Al atardecer del día siguiente, martes 7 de agosto, el pastor metodista Kiyoshi Tanimoto cruza en bote, infatigable, heridos a la orilla que aún no está en llamas. Toma a una mujer de las manos para ayudarla a subir a bordo y las manos, o la piel de las manos, se suelta como si fuera un par de guantes mientras la mujer completa se desintegra trozo a trozo ante sus ojos aterrados.
La víspera, el 6 de agosto, el piloto Claude Eatherly sobrevuela Hiroshima en el Straight Flush, un avión de reconocimiento, una hora antes que el Enola Gay, para informar de las condiciones. No sabe lo que va a pasar. Nadie lo sabe aún: esa va a ser la primera bomba.
Lo condecorarán como héroe pero se declarará asesino. Nunca podrá olvidar. No volverá a dormir. Dentro de su mente los muertos morirán de nuevo en infiernos ardientes cada noche y su dolor le será devuelto en el inconcebible reconocimiento de un mundo enajenado que, para sostener sus mentiras salvajes, terminará encerrándolo en el pabellón psiquiátrico del Hospital de Waco.
El 9 de agosto, el crimen se repite en Nagasaki. A pesar de haber visto el horror desatado en Hiroshima, tres días después, hace hoy 75 años, una bomba más potente aún que la anterior, esta vez de plutonio, Fat Man, es lanzada sobre Nagasaki. La muerte llegó en forma de un destello blanco cegador en el cielo y más de veinte kilotones de potencia destructiva a las 11:02 de la mañana. Fue la forma inmediata, claro; le siguió la agonía por los estragos de la radiación. El martes 14, Japón se rinde. Es agosto de 1945: con revelaciones apocalípticas, comienza nuestra edad sin inocencia.
La ciudad de Nagasaki quedó convertida en polvo radiactivo el 9 de agosto de 1945, tres días después que Hiroshima, donde los relojes marcan para siempre las 8:15 de la mañana. El instante en el que cayó la bomba y se desintegró el núcleo de la materia. El instante en el cual se licuó su estructura. El instante en el cual el tiempo se salió de curso. Impertérrito, el general estadounidense Douglas MacArthur declarará que con esto, al abreviar la guerra, se «salvaron vidas».

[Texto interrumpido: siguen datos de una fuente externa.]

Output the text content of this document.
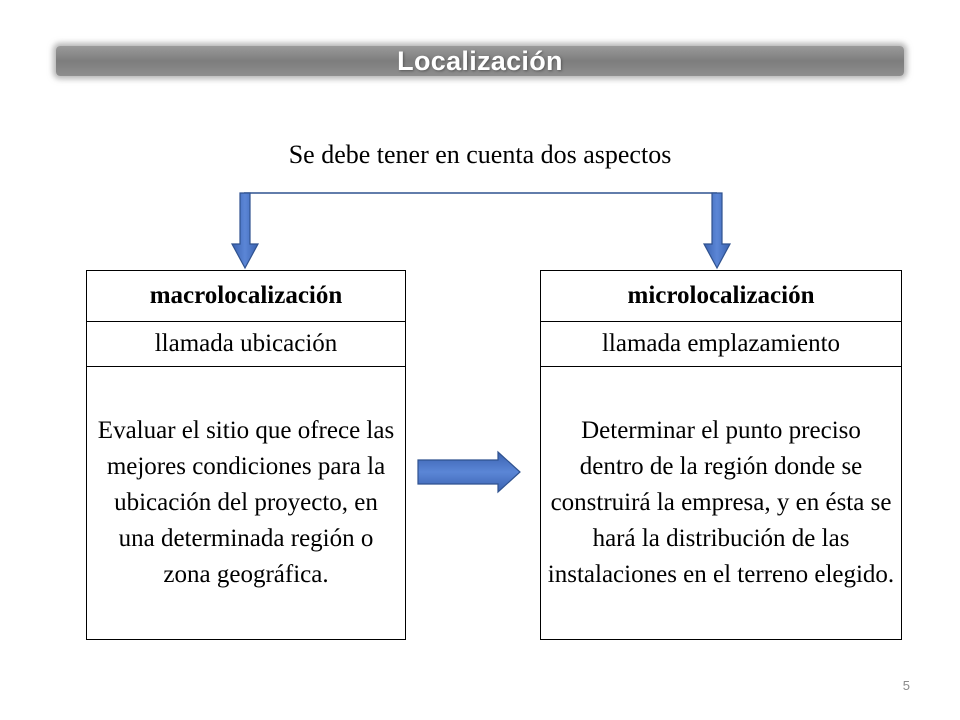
Localización
Se debe tener en cuenta dos aspectos
macrolocalización
llamada ubicación
Evaluar el sitio que ofrece las mejores condiciones para la ubicación del proyecto, en una determinada región o zona geográfica.
microlocalización
llamada emplazamiento
Determinar el punto preciso dentro de la región donde se construirá la empresa, y en ésta se hará la distribución de las instalaciones en el terreno elegido.
5
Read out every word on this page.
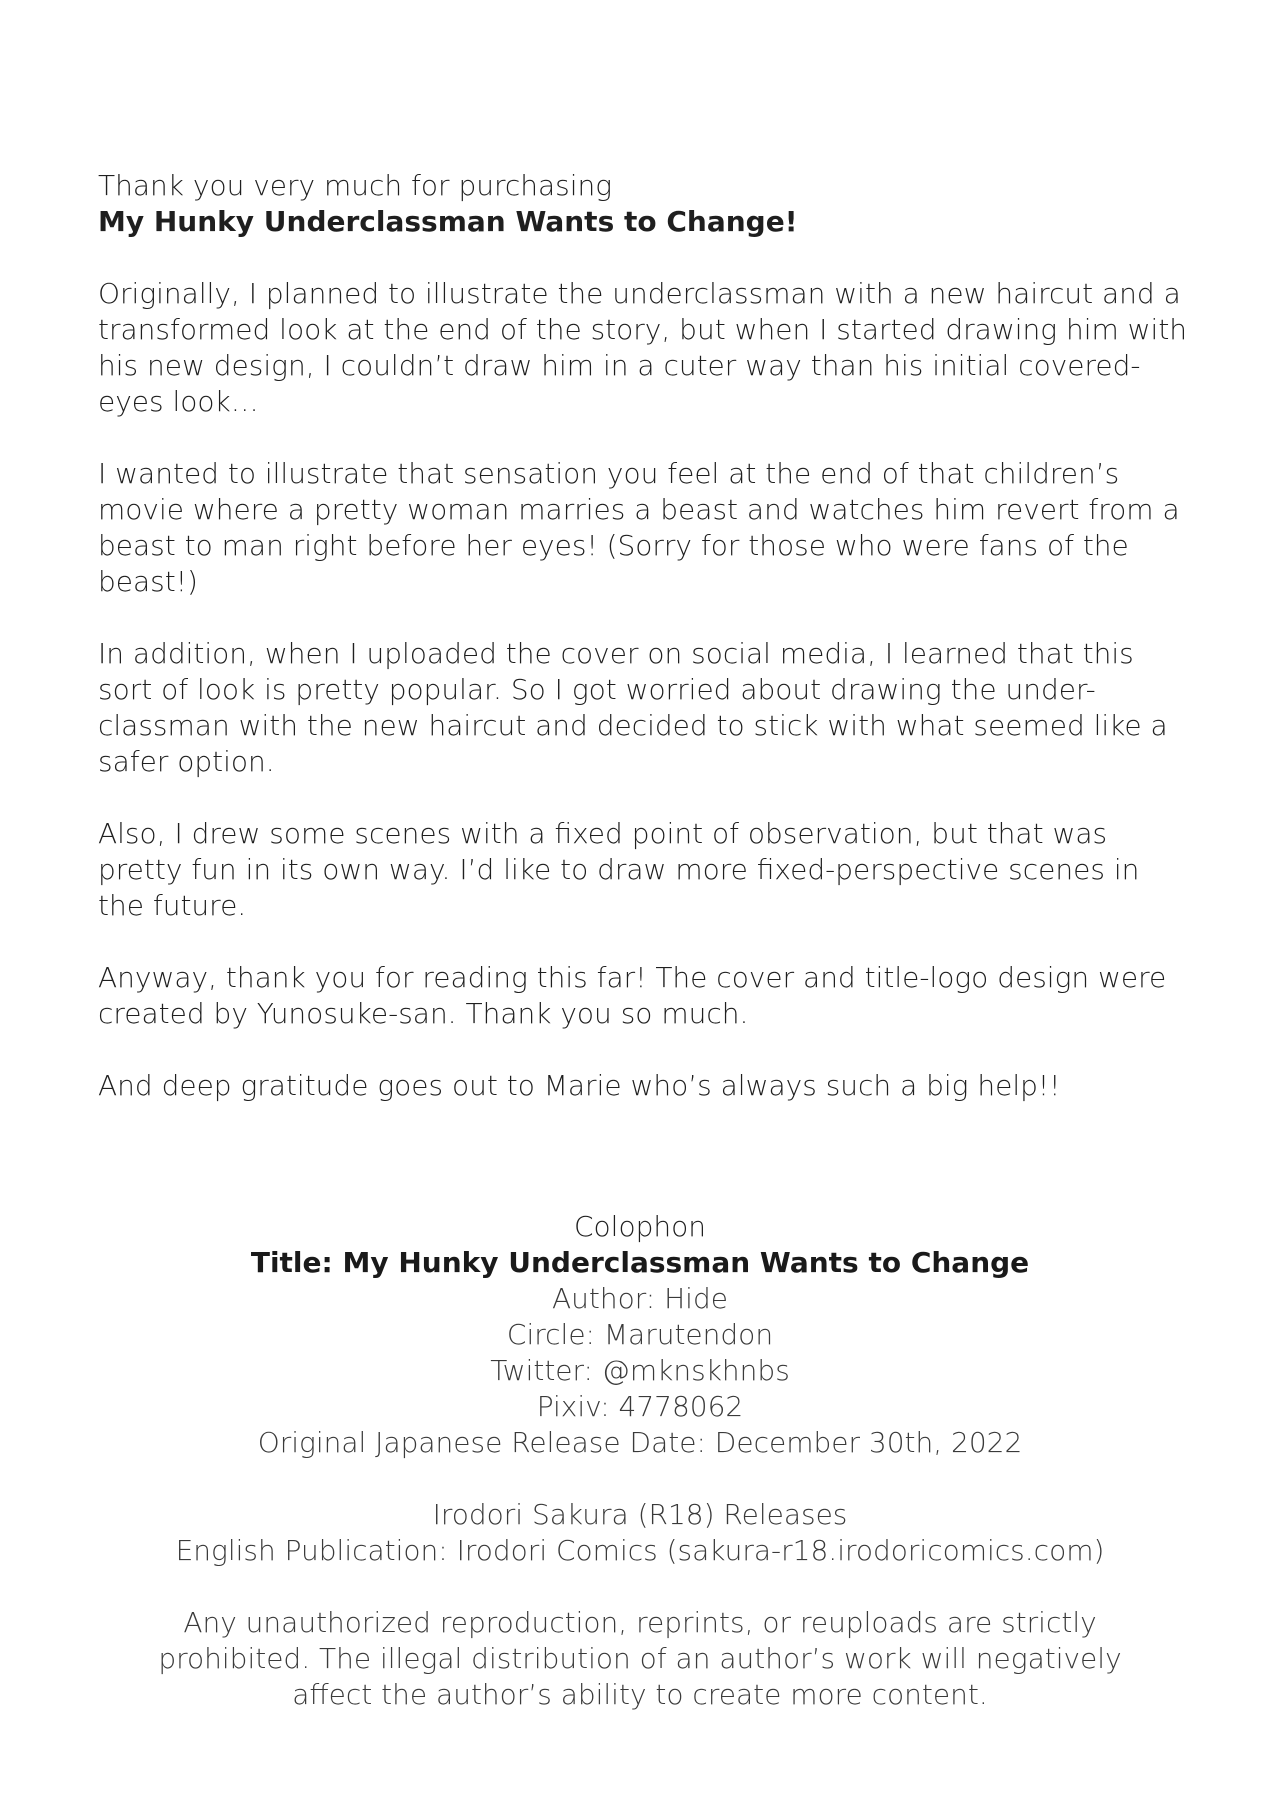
Thank you very much for purchasing
My Hunky Underclassman Wants to Change!

Originally, I planned to illustrate the underclassman with a new haircut and a transformed look at the end of the story, but when I started drawing him with his new design, I couldn’t draw him in a cuter way than his initial covered-eyes look…

I wanted to illustrate that sensation you feel at the end of that children’s movie where a pretty woman marries a beast and watches him revert from a beast to man right before her eyes! (Sorry for those who were fans of the beast!)

In addition, when I uploaded the cover on social media, I learned that this sort of look is pretty popular. So I got worried about drawing the under-classman with the new haircut and decided to stick with what seemed like a safer option.

Also, I drew some scenes with a fixed point of observation, but that was pretty fun in its own way. I’d like to draw more fixed-perspective scenes in the future.

Anyway, thank you for reading this far! The cover and title-logo design were created by Yunosuke-san. Thank you so much.

And deep gratitude goes out to Marie who’s always such a big help!!

Colophon
Title: My Hunky Underclassman Wants to Change
Author: Hide
Circle: Marutendon
Twitter: @mknskhnbs
Pixiv: 4778062
Original Japanese Release Date: December 30th, 2022
Irodori Sakura (R18) Releases
English Publication: Irodori Comics (sakura-r18.irodoricomics.com)
Any unauthorized reproduction, reprints, or reuploads are strictly prohibited. The illegal distribution of an author’s work will negatively affect the author’s ability to create more content.
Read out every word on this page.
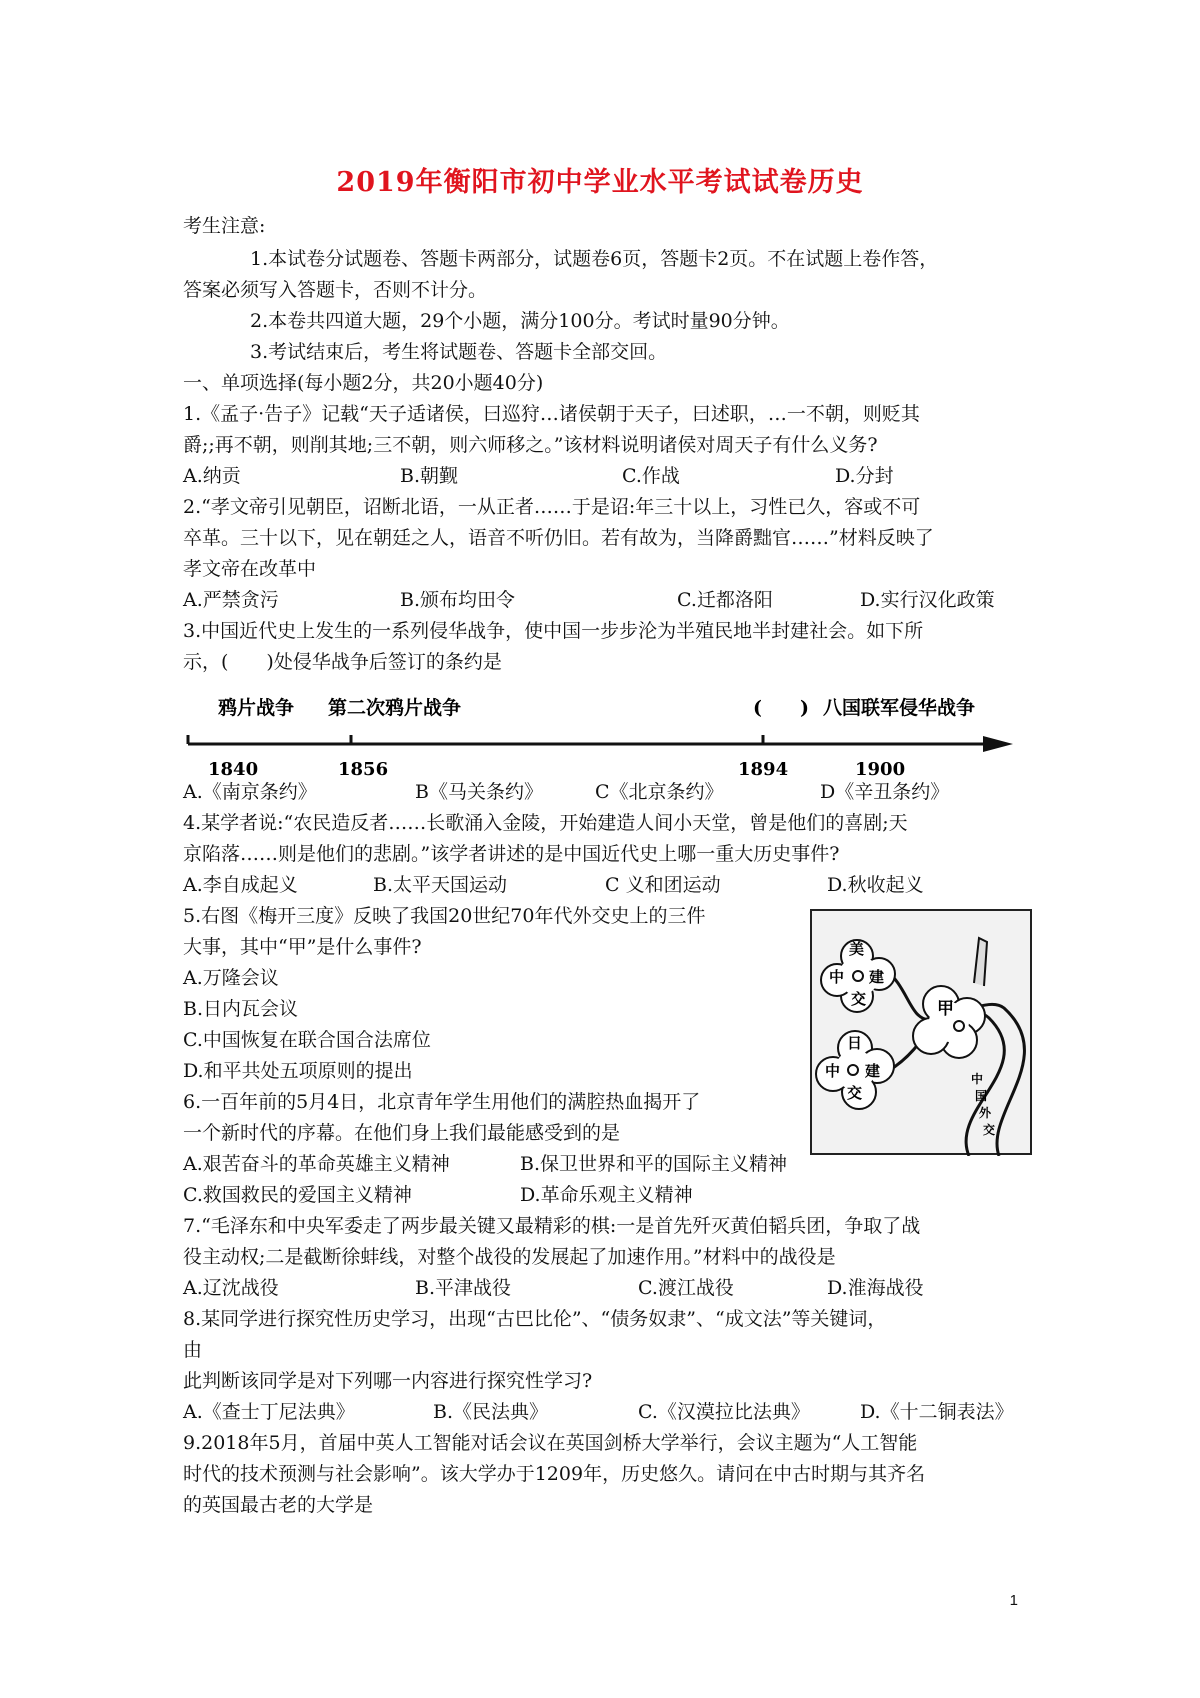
2019年衡阳市初中学业水平考试试卷历史
考生注意:
1.本试卷分试题卷、答题卡两部分，试题卷6页，答题卡2页。不在试题上卷作答，
答案必须写入答题卡，否则不计分。
2.本卷共四道大题，29个小题，满分100分。考试时量90分钟。
3.考试结束后，考生将试题卷、答题卡全部交回。
一、单项选择(每小题2分，共20小题40分)
1.《孟子·告子》记载“天子适诸侯，曰巡狩…诸侯朝于天子，曰述职，…一不朝，则贬其
爵;;再不朝，则削其地;三不朝，则六师移之。”该材料说明诸侯对周天子有什么义务?
A.纳贡	B.朝觐	C.作战	D.分封
2.“孝文帝引见朝臣，诏断北语，一从正者……于是诏:年三十以上，习性已久，容或不可
卒革。三十以下，见在朝廷之人，语音不听仍旧。若有故为，当降爵黜官……”材料反映了
孝文帝在改革中
A.严禁贪污	B.颁布均田令	C.迁都洛阳	D.实行汉化政策
3.中国近代史上发生的一系列侵华战争，使中国一步步沦为半殖民地半封建社会。如下所
示，(　　)处侵华战争后签订的条约是
鸦片战争 第二次鸦片战争	(　　) 八国联军侵华战争
1840	1856	1894	1900
A.《南京条约》	B《马关条约》	C《北京条约》	D《辛丑条约》
4.某学者说:“农民造反者……长歌涌入金陵，开始建造人间小天堂，曾是他们的喜剧;天
京陷落……则是他们的悲剧。”该学者讲述的是中国近代史上哪一重大历史事件?
A.李自成起义	B.太平天国运动	C 义和团运动	D.秋收起义
5.右图《梅开三度》反映了我国20世纪70年代外交史上的三件
大事，其中“甲”是什么事件?
A.万隆会议
B.日内瓦会议
C.中国恢复在联合国合法席位
D.和平共处五项原则的提出
美
中 建
交	甲
日
中 建
交
中
国
外
交
6.一百年前的5月4日，北京青年学生用他们的满腔热血揭开了
一个新时代的序幕。在他们身上我们最能感受到的是
A.艰苦奋斗的革命英雄主义精神	B.保卫世界和平的国际主义精神
C.救国救民的爱国主义精神	D.革命乐观主义精神
7.“毛泽东和中央军委走了两步最关键又最精彩的棋:一是首先歼灭黄伯韬兵团，争取了战
役主动权;二是截断徐蚌线，对整个战役的发展起了加速作用。”材料中的战役是
A.辽沈战役	B.平津战役	C.渡江战役	D.淮海战役
8.某同学进行探究性历史学习，出现“古巴比伦”、“债务奴隶”、“成文法”等关键词，
由
此判断该同学是对下列哪一内容进行探究性学习?
A.《查士丁尼法典》	B.《民法典》	C.《汉漠拉比法典》	D.《十二铜表法》
9.2018年5月，首届中英人工智能对话会议在英国剑桥大学举行，会议主题为“人工智能
时代的技术预测与社会影响”。该大学办于1209年，历史悠久。请问在中古时期与其齐名
的英国最古老的大学是
1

No hay ya un después de Hiroshima. No hay, sobre todo, un después de Nagasaki, porque lo hecho en Hiroshima fue sellado en Nagasaki. Podemos imaginar mil veces: «Si la bomba de Hiroshima hubiera impedido la de Nagasaki…», pero el 9 de agosto queda como fecha de la reincidencia en lo irreparable. La inclusión del horror como amenaza en el campo de lo posible ya no se puede revertir: su radiactividad se expande como posible fin de todo lo posible –posibilidad de la imposibilidad de todas las posibilidades–, clausurando, pasado sin clausura, aquello ilimitado que otrora fue el futuro.
Banales, ética, derecho, ciencia carecen de conceptos a la altura de nuestro abismo. Quizá haya que buscarlos en el mundo griego arcaico, con la fatalidad de sus personajes trágicos cuya hybris rompe toda humana medida, o en el fondo misterioso de las viejas religiones, con sus oscuras, complejas ideas de pecado. Tal vez desde tales profundidades quepa intuir el espantoso sentido de eso que la humanidad perpetró contra sí misma, aquello de lo cual ya no se vuelve.